On Monday, the 18th, we expect to begin preparing and measuring off the site for one of our most important buildings, a laboratory with 6 big rooms and a large waiting area. I was excused for a few hours from a parish council meeting on Saturday to give me time to make drawings incorporating the new lab from our old 3-room lab. The “how to” had been bothering me. After some prayer and thought the light came on in my head and now we have what I believe will be one of the best laboratories in the area. Equipping it will take some doing. I was able to re-do a government lab plan so as to enlarge the blood donation/specimen room which will allow us to have the refrigerator there. A big item will be electricity. And it might just happen. The Tanzania Electrical Supply Company, TANESCO, has checked two routes for bringing wires in and has looked at the needs of our rapidly growing town.
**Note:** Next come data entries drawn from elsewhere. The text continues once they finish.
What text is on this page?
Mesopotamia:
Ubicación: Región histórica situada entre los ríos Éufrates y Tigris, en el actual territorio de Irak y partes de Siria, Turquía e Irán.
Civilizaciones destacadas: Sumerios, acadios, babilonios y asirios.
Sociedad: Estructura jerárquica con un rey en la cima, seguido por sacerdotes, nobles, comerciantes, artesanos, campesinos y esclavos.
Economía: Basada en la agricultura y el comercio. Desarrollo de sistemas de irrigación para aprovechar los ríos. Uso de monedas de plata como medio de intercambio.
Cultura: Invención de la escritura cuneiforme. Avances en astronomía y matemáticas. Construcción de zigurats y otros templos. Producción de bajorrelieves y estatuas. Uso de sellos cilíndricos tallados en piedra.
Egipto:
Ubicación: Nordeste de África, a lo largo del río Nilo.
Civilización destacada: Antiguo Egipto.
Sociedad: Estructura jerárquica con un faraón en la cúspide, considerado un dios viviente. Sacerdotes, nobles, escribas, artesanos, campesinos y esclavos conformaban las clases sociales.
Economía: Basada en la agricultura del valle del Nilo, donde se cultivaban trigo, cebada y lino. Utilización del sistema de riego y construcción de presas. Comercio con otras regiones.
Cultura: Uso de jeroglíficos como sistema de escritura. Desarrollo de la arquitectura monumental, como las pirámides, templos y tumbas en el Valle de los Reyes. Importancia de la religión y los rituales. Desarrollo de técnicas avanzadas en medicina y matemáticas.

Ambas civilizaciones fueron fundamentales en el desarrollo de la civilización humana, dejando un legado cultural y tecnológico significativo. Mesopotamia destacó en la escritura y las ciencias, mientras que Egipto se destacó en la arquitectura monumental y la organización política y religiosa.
The reason we can even be considered is because of the growth of this area due to the road building we have been doing for over 10 years. Many of you have been a part of that work and can be proud of your participation in improving lives.

I will be continuing to ask for any assistance that you can give in finding donors for this chance-of-a-lifetime to build a hospital in Nkololo and save lives. The saying “what goes around comes around” does not hold true in my case, because if the opportunity were to come around again I would be long gone. My time is “now”.